Part of a wider enforcement push

The arrest lands as the Southern District of Texas continues to spotlight a rise in border-related prosecutions that it has linked to “Operation Take Back America,” a Department of Justice initiative that surges resources against smuggling, narcotics offenses, and violent crime. The district has been publishing weekly tallies of new immigration and smuggling cases brought under that banner, according to the U.S. Attorney’s Office for the Southern District of Texas.
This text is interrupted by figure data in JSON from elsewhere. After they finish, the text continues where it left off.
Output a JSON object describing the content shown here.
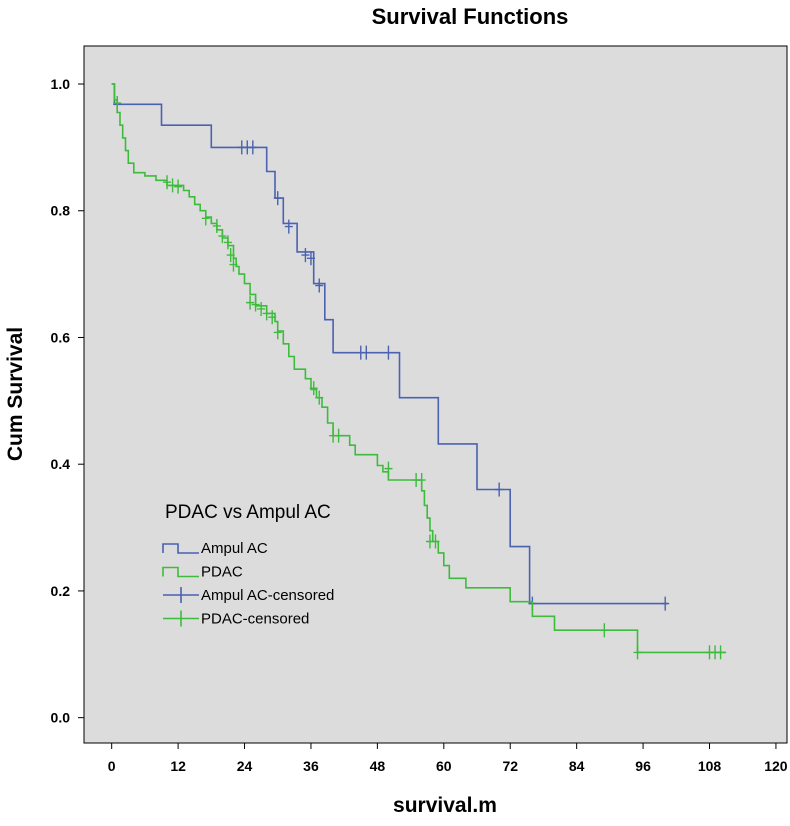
{
  "chart_data": {
    "type": "line",
    "subtype": "kaplan-meier-step",
    "title": "Survival Functions",
    "xlabel": "survival.m",
    "ylabel": "Cum Survival",
    "xlim": [
      -5,
      122
    ],
    "ylim": [
      -0.04,
      1.06
    ],
    "xticks": [
      0,
      12,
      24,
      36,
      48,
      60,
      72,
      84,
      96,
      108,
      120
    ],
    "yticks": [
      0.0,
      0.2,
      0.4,
      0.6,
      0.8,
      1.0
    ],
    "ytick_labels": [
      "0.0",
      "0.2",
      "0.4",
      "0.6",
      "0.8",
      "1.0"
    ],
    "grid": false,
    "background": "#dcdcdc",
    "legend": {
      "title": "PDAC vs Ampul AC",
      "position": "middle-left",
      "entries": [
        {
          "label": "Ampul AC",
          "kind": "line",
          "color": "#4a62b0"
        },
        {
          "label": "PDAC",
          "kind": "line",
          "color": "#3dbb3d"
        },
        {
          "label": "Ampul AC-censored",
          "kind": "censor",
          "color": "#4a62b0"
        },
        {
          "label": "PDAC-censored",
          "kind": "censor",
          "color": "#3dbb3d"
        }
      ]
    },
    "series": [
      {
        "name": "Ampul AC",
        "color": "#4a62b0",
        "steps": [
          [
            0,
            1.0
          ],
          [
            0.5,
            0.968
          ],
          [
            9,
            0.935
          ],
          [
            18,
            0.9
          ],
          [
            28,
            0.862
          ],
          [
            29.5,
            0.82
          ],
          [
            31,
            0.78
          ],
          [
            33.5,
            0.735
          ],
          [
            36.5,
            0.685
          ],
          [
            38.5,
            0.628
          ],
          [
            40,
            0.576
          ],
          [
            52,
            0.505
          ],
          [
            59,
            0.432
          ],
          [
            66,
            0.36
          ],
          [
            72,
            0.27
          ],
          [
            75.5,
            0.18
          ],
          [
            100.5,
            0.18
          ]
        ],
        "censored": [
          [
            1,
            0.968
          ],
          [
            23.5,
            0.9
          ],
          [
            24.5,
            0.9
          ],
          [
            25.5,
            0.9
          ],
          [
            30,
            0.82
          ],
          [
            32,
            0.775
          ],
          [
            35,
            0.73
          ],
          [
            36,
            0.725
          ],
          [
            37.5,
            0.682
          ],
          [
            45,
            0.576
          ],
          [
            46,
            0.576
          ],
          [
            50,
            0.576
          ],
          [
            70,
            0.36
          ],
          [
            76,
            0.18
          ],
          [
            100,
            0.18
          ]
        ]
      },
      {
        "name": "PDAC",
        "color": "#3dbb3d",
        "steps": [
          [
            0,
            1.0
          ],
          [
            0.5,
            0.975
          ],
          [
            1,
            0.955
          ],
          [
            1.5,
            0.935
          ],
          [
            2,
            0.915
          ],
          [
            2.5,
            0.895
          ],
          [
            3,
            0.875
          ],
          [
            4,
            0.86
          ],
          [
            6,
            0.855
          ],
          [
            8,
            0.848
          ],
          [
            10,
            0.84
          ],
          [
            13,
            0.832
          ],
          [
            14,
            0.822
          ],
          [
            15,
            0.81
          ],
          [
            16,
            0.8
          ],
          [
            17,
            0.79
          ],
          [
            18,
            0.78
          ],
          [
            19,
            0.77
          ],
          [
            20,
            0.757
          ],
          [
            21,
            0.745
          ],
          [
            22,
            0.725
          ],
          [
            22.5,
            0.712
          ],
          [
            23,
            0.7
          ],
          [
            24,
            0.685
          ],
          [
            25,
            0.668
          ],
          [
            26,
            0.65
          ],
          [
            28,
            0.638
          ],
          [
            29.5,
            0.625
          ],
          [
            30,
            0.61
          ],
          [
            31,
            0.59
          ],
          [
            32,
            0.57
          ],
          [
            33,
            0.55
          ],
          [
            35,
            0.535
          ],
          [
            36,
            0.518
          ],
          [
            37,
            0.505
          ],
          [
            38,
            0.49
          ],
          [
            39,
            0.465
          ],
          [
            40,
            0.445
          ],
          [
            43,
            0.43
          ],
          [
            44,
            0.415
          ],
          [
            48,
            0.398
          ],
          [
            49,
            0.388
          ],
          [
            50,
            0.375
          ],
          [
            56,
            0.358
          ],
          [
            56.5,
            0.335
          ],
          [
            57,
            0.315
          ],
          [
            57.5,
            0.295
          ],
          [
            58,
            0.278
          ],
          [
            59,
            0.26
          ],
          [
            60,
            0.24
          ],
          [
            61,
            0.22
          ],
          [
            64,
            0.205
          ],
          [
            72,
            0.183
          ],
          [
            76,
            0.16
          ],
          [
            80,
            0.138
          ],
          [
            95,
            0.103
          ],
          [
            111,
            0.103
          ]
        ],
        "censored": [
          [
            1,
            0.97
          ],
          [
            10,
            0.845
          ],
          [
            11,
            0.84
          ],
          [
            12,
            0.838
          ],
          [
            17,
            0.788
          ],
          [
            19,
            0.776
          ],
          [
            20,
            0.76
          ],
          [
            21,
            0.75
          ],
          [
            21.5,
            0.73
          ],
          [
            22,
            0.715
          ],
          [
            25,
            0.655
          ],
          [
            26,
            0.652
          ],
          [
            27,
            0.645
          ],
          [
            28,
            0.638
          ],
          [
            29,
            0.632
          ],
          [
            30,
            0.608
          ],
          [
            36.5,
            0.52
          ],
          [
            37.5,
            0.505
          ],
          [
            40,
            0.445
          ],
          [
            41,
            0.445
          ],
          [
            50,
            0.393
          ],
          [
            55,
            0.375
          ],
          [
            56,
            0.375
          ],
          [
            57.5,
            0.278
          ],
          [
            58.5,
            0.278
          ],
          [
            89,
            0.138
          ],
          [
            95,
            0.103
          ],
          [
            108,
            0.103
          ],
          [
            109,
            0.103
          ],
          [
            110,
            0.103
          ]
        ]
      }
    ]
  }
}
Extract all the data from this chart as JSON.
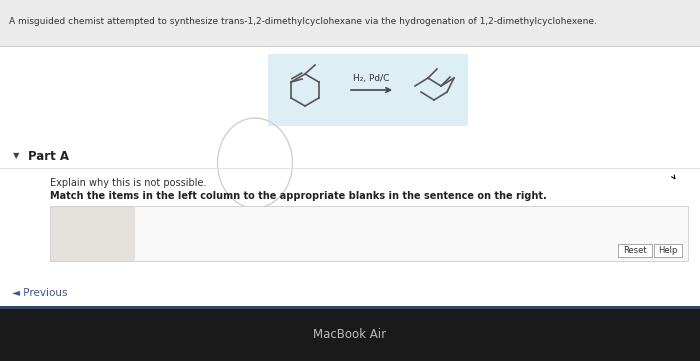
{
  "overall_bg": "#c8c8c8",
  "white_bg": "#ffffff",
  "title_text": "A misguided chemist attempted to synthesize trans-1,2-dimethylcyclohexane via the hydrogenation of 1,2-dimethylcyclohexene.",
  "title_fontsize": 6.5,
  "reaction_label": "H₂, Pd/C",
  "reaction_label_fontsize": 6.5,
  "part_a_label": "Part A",
  "explain_text": "Explain why this is not possible.",
  "explain_fontsize": 7.0,
  "match_text": "Match the items in the left column to the appropriate blanks in the sentence on the right.",
  "match_fontsize": 7.0,
  "reset_btn": "Reset",
  "help_btn": "Help",
  "prev_text": "◄ Previous",
  "macbook_text": "MacBook Air",
  "footer_bg": "#1a1a1a",
  "footer_text_color": "#bbbbbb",
  "reaction_box_color": "#ddeef5",
  "title_bar_bg": "#e0e0e0",
  "content_bg": "#f0f0f0",
  "circle_color": "#d0d0d0",
  "match_box_bg": "#f8f8f8",
  "match_box_border": "#cccccc",
  "btn_border": "#999999"
}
Precedent and agency consequences

Criminal cases that touch current or former CBP personnel are relatively rare, yet they are not unheard of, and they can trigger both criminal liability and internal agency discipline. For context, a CBP officer in El Paso was arrested last year on alleged alien-smuggling and drug-trafficking charges, according to the DEA. CBP’s own regional releases also describe stash-house and harboring investigations in the Laredo sector, as outlined by CBP.

What happens next

The X post referenced an attached press release and did not detail formal charges. If prosecutors move forward, they are expected to file charging documents in federal court, after which an initial appearance would be scheduled. At that stage, the court docket and public records will identify the defendant by name, spell out the exact counts and list any upcoming hearing dates.